There is deep concern that the hard-won peace and prosperity will be damaged by the overall UK decision to leave
In the strange milieu that is Northern Irish politics, First Minister Arlene Foster, of the Democratic Unionist Party (DUP), which supported leaving the EU in the June referendum, and Finance Minister Máirtín Ó Muilleoir of Sinn Féin, which supported remaining, separately met Brexit Secretary David Davis and the new Secretary of State for Northern Ireland James Brokenshire on 1 September.
According to Ó Muilleoir, the meeting was “frank but we are miles apart”. The next morning, Ó Muilleoir hosted a round table of business, tourism and public- and voluntary-sector leaders, who voiced their anxiety and concerns: tourism, the intertwined cross-border economies, the difficulties of planning at least two and a half years’ ahead, the need to be able to recruit EU and migrant labour, and uncertainties about funding.
In the past year, Northern Irish politics have arrived at an equilibrium.

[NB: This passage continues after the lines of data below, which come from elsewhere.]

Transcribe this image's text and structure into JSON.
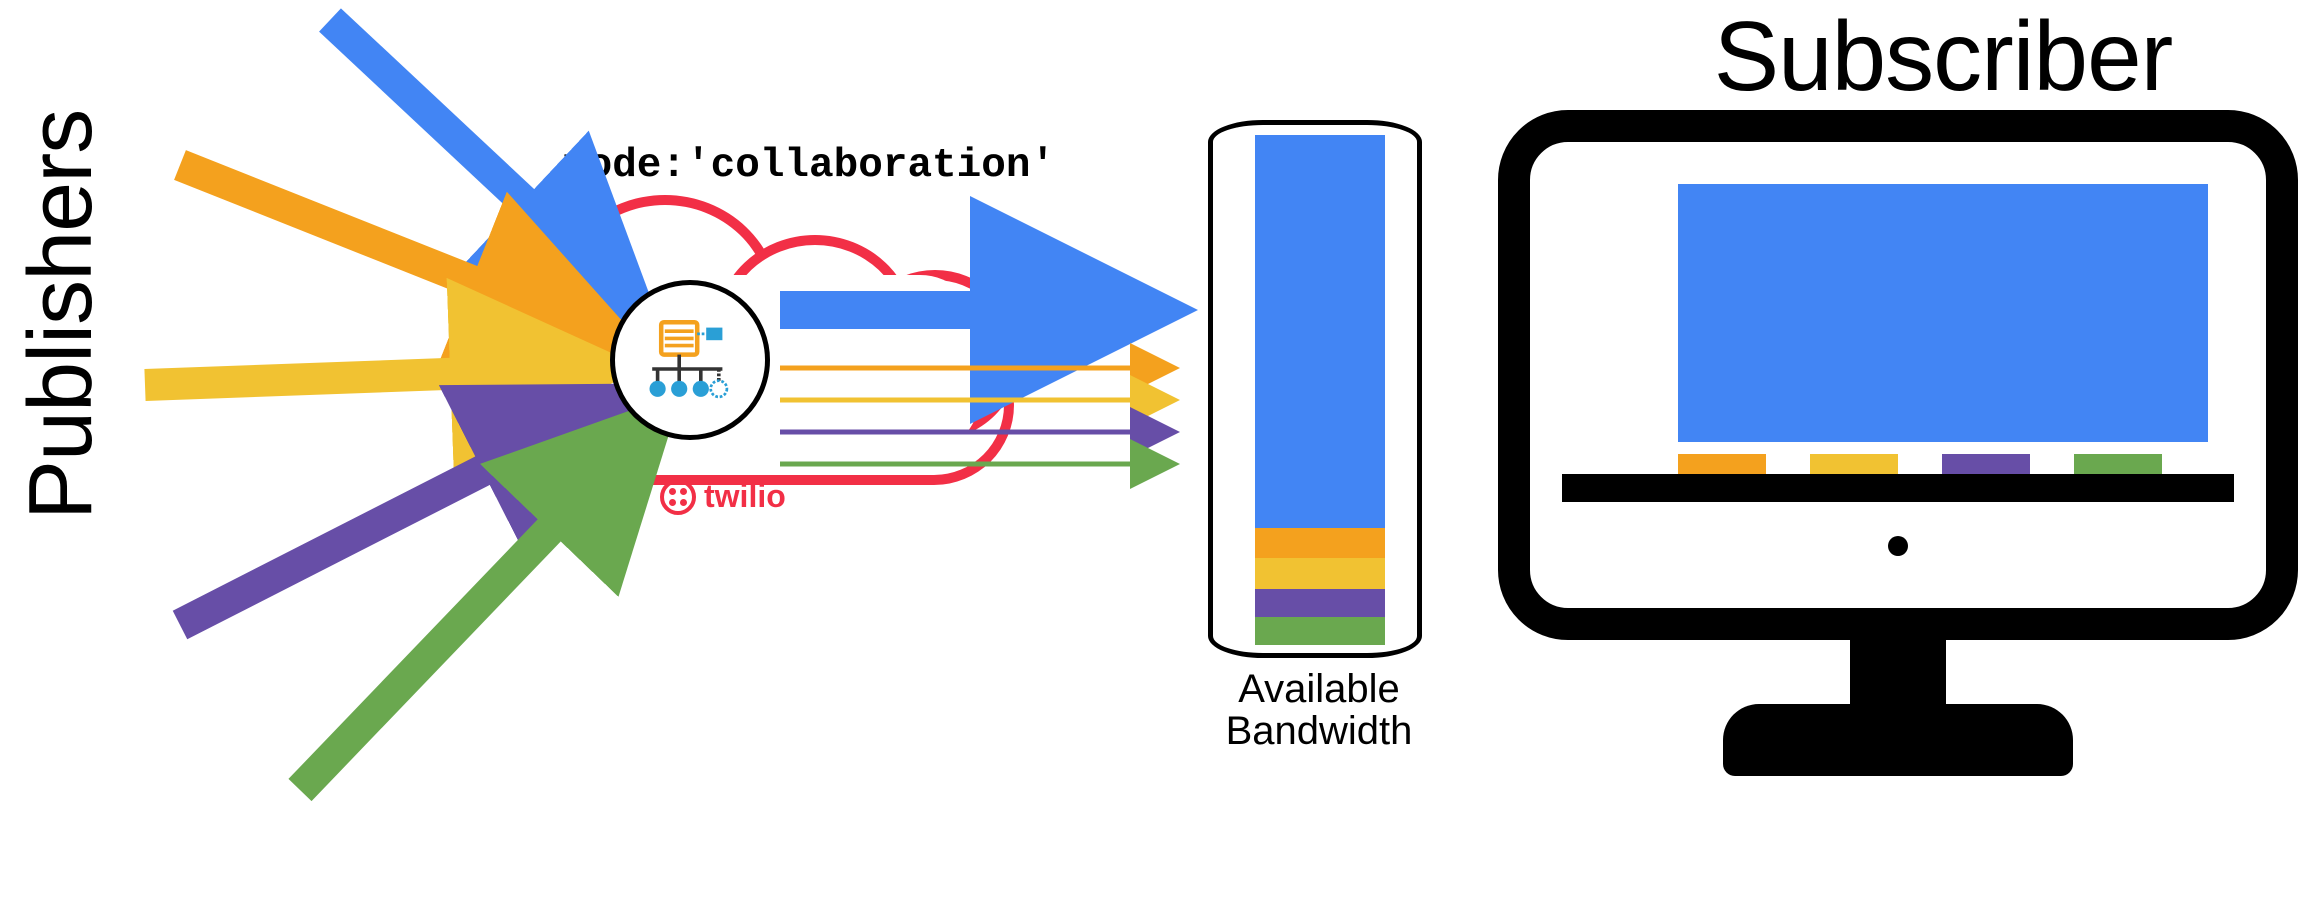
{
  "labels": {
    "publishers": "Publishers",
    "subscriber": "Subscriber",
    "mode": "mode:'collaboration'",
    "bandwidth": "Available Bandwidth",
    "twilio": "twilio"
  },
  "colors": {
    "blue": "#4285f4",
    "orange": "#f4a11e",
    "yellow": "#f1c232",
    "purple": "#674ea7",
    "green": "#6aa84f",
    "red": "#f22f46",
    "black": "#000000"
  },
  "publisher_streams": [
    {
      "id": "blue",
      "color": "blue"
    },
    {
      "id": "orange",
      "color": "orange"
    },
    {
      "id": "yellow",
      "color": "yellow"
    },
    {
      "id": "purple",
      "color": "purple"
    },
    {
      "id": "green",
      "color": "green"
    }
  ],
  "out_streams": [
    {
      "id": "blue",
      "color": "blue",
      "weight": "thick"
    },
    {
      "id": "orange",
      "color": "orange",
      "weight": "thin"
    },
    {
      "id": "yellow",
      "color": "yellow",
      "weight": "thin"
    },
    {
      "id": "purple",
      "color": "purple",
      "weight": "thin"
    },
    {
      "id": "green",
      "color": "green",
      "weight": "thin"
    }
  ],
  "bandwidth_segments": [
    {
      "id": "blue",
      "color": "blue",
      "fraction": 0.77
    },
    {
      "id": "orange",
      "color": "orange",
      "fraction": 0.06
    },
    {
      "id": "yellow",
      "color": "yellow",
      "fraction": 0.06
    },
    {
      "id": "purple",
      "color": "purple",
      "fraction": 0.055
    },
    {
      "id": "green",
      "color": "green",
      "fraction": 0.055
    }
  ],
  "screen": {
    "dominant": {
      "color": "blue"
    },
    "thumbnails": [
      {
        "color": "orange"
      },
      {
        "color": "yellow"
      },
      {
        "color": "purple"
      },
      {
        "color": "green"
      }
    ]
  }
}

While the minority parties – the Alliance Party, the Social Democratic and Labour Party (SDLP) and the Ulster Unionist Party (UUP) – chose to go into opposition after the Assembly elections in May, the DUP and Sinn Féin found a way to work together after the 2015 Fresh Start Agreement. They arrived at “a common purpose and an understanding that it is in everyone’s interests for the DUP and Sinn Féin to do well in delivery”, says Ó Muilleoir.